La galaxia, en perenne conflicto, persiste y prolonga una batalla que mientras empuñen las armas no ganará el espíritu en The Last Jedi, el episodio VIII de Star Wars.
Conocida y admirada en demasía, la saga utiliza la visión fresca de Rian Johnson para ofrecer el lado humano de personajes tan queridos como gastados, mientras gradualmente concreta el viraje, iniciado con Rogue One, hacia los miembros de la Resistencia y hacia guerreros ya no místicos sino humanos.
La visión romántica del paladín es desafiada por su último miembro, con un Luke desencantado y huraño, recluido en el rincón más recóndito del universo, purgando la culpa acumulada por los errores acumulados de una orden fantástica.

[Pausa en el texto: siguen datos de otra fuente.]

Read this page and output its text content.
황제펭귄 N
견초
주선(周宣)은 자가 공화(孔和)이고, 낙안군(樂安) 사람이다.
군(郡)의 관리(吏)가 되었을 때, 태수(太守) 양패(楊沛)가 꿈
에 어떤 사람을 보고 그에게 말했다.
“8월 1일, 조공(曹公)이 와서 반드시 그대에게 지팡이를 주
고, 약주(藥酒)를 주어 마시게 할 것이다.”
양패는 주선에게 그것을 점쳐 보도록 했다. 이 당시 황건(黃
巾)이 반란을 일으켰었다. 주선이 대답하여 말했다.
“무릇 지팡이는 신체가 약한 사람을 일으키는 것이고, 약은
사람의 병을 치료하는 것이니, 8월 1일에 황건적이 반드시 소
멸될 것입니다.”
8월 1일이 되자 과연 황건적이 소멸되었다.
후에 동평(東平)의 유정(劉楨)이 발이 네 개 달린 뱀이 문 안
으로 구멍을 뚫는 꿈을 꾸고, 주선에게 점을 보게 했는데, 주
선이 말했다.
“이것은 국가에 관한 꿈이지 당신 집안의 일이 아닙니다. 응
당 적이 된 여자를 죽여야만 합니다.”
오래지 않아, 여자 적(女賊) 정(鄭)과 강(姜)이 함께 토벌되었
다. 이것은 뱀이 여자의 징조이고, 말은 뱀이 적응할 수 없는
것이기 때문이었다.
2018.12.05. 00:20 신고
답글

Sus 152 minutos de duración transcurren primero lentos, luego raudos. Renovación es también destrucción. La violencia de la entrega no es gratuita, es otro vehículo para exteriorizar la colisión inminente de un universo necesitado de nuevos esquemas. En vistosas y emocionantes secuencias caen partidos en dos héroes y villanos, aferrados a la recreación o prolongación de un pasado que no resiste el porvenir.
Por mucho el personaje más interesante del filme, Kylo Ren resiste el mote de niño con la vehemencia y candor de su ímpetu exterminador. Convencido de que sólo destruyendo a los antiguos dioses es posible convertirse en uno de ellos, mientras que Rey se afirma como un Arturo surgido de la nada para ascender a un trono vacío en más de un sentido.
Voluntades y determinaciones tan poderosas hacen oscilar el universo. La grieta está a punto de convertirse en cisma. No la dejen ir.